Experimental and Modeling Study of a Diesel Oxidation Catalyst (DOC) under Transient and CPF Active Regeneration Conditions

Paper #:
  • 2013-01-1046

  • 2013-04-08
Song, X., Surenahalli, H., Naber, J., Parker, G. et al., "Experimental and Modeling Study of a Diesel Oxidation Catalyst (DOC) under Transient and CPF Active Regeneration Conditions," SAE Technical Paper 2013-01-1046, 2013, https://doi.org/10.4271/2013-01-1046.
In this study, a DOC catalyst was experimentally studied in an engine test cell with a2010 Cummins 6.7L ISB diesel and a production aftertreatment system. The test matrix consisted of steady state, active regeneration with in-cylinder fuel dosing and transient conditions.
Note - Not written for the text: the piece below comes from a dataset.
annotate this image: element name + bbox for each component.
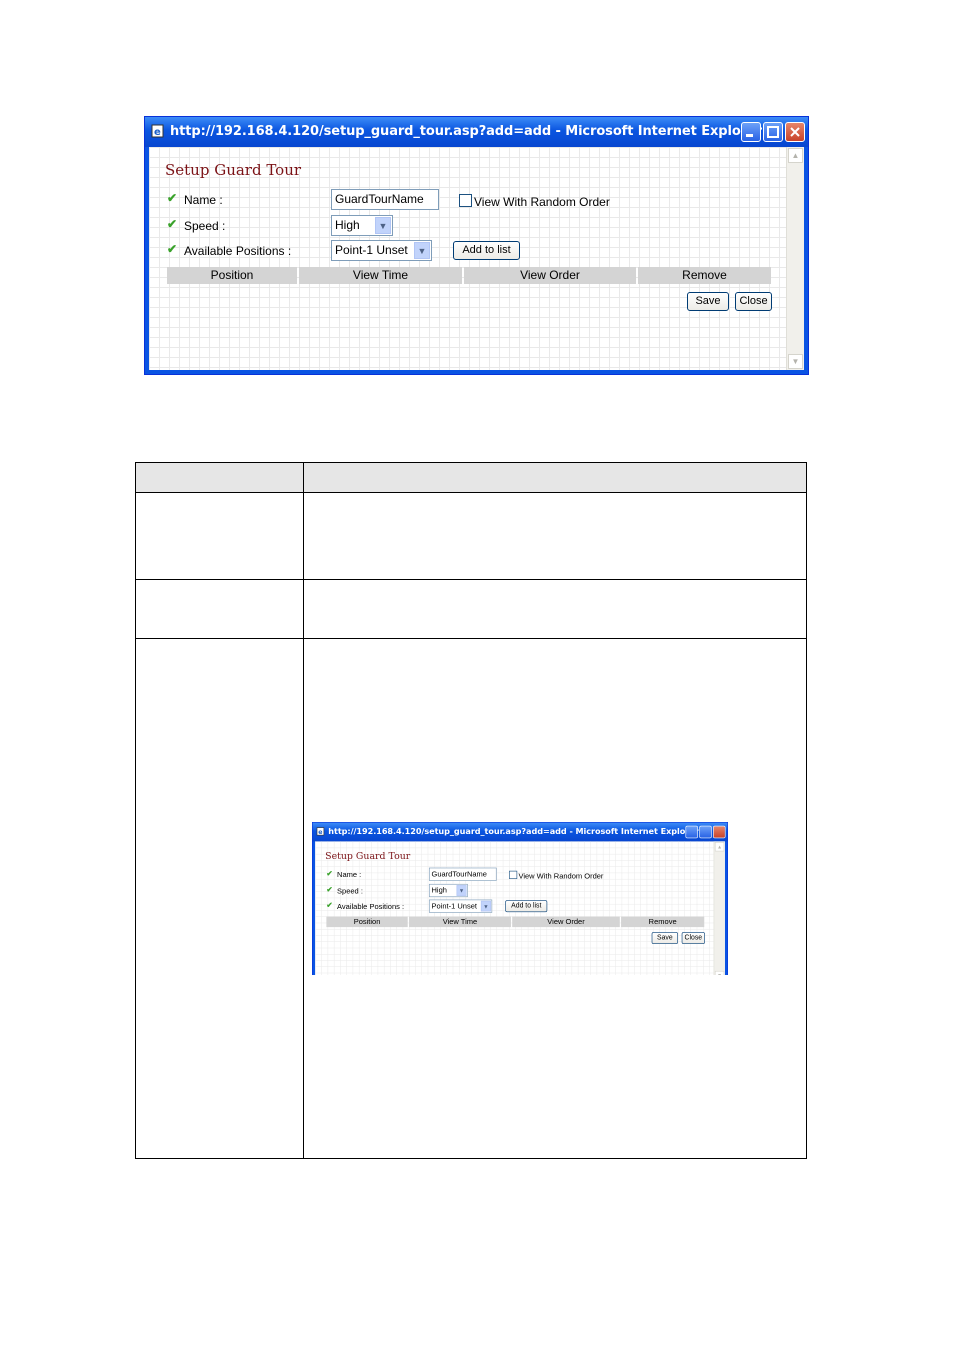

Conversion efficiencies of total hydrocarbon (THC), CO, and NO were quantified under each condition.A previously developed high-fidelity DOC model capable of predicting both steady state and transient active regeneration gaseous emissions was calibrated to the experimental data. The model consists of a single 1D channel where mass and energy balance equations were solved for both surface and bulk gas regions. The steady-state data were used to identify the activation energies and pre-exponential factors for CO, NO and HC oxidation, while the steady-state active regeneration data were used to identify the inhibition factors. The transient data were used to simulate the thermal response of the DOC. A calibration procedure was developed and the identified model parameters are presented.The performance of the model was compared to the experimental results in terms of the outlet NO2/NOx ratios and CO, HC conversion efficiencies. The results show that the model is able to simulate the DOC performance under steady-state and transient conditions and during active regeneration conditions. The model is able to predict the outlet temperatures and HC concentrations within the measurement uncertainties. An inhibition factor that accounts for the inhibition of reactions in the presence of high hydrocarbon concentrations was determined so that the outlet HC and NO2 concentrations during active regeneration were simulated accurately.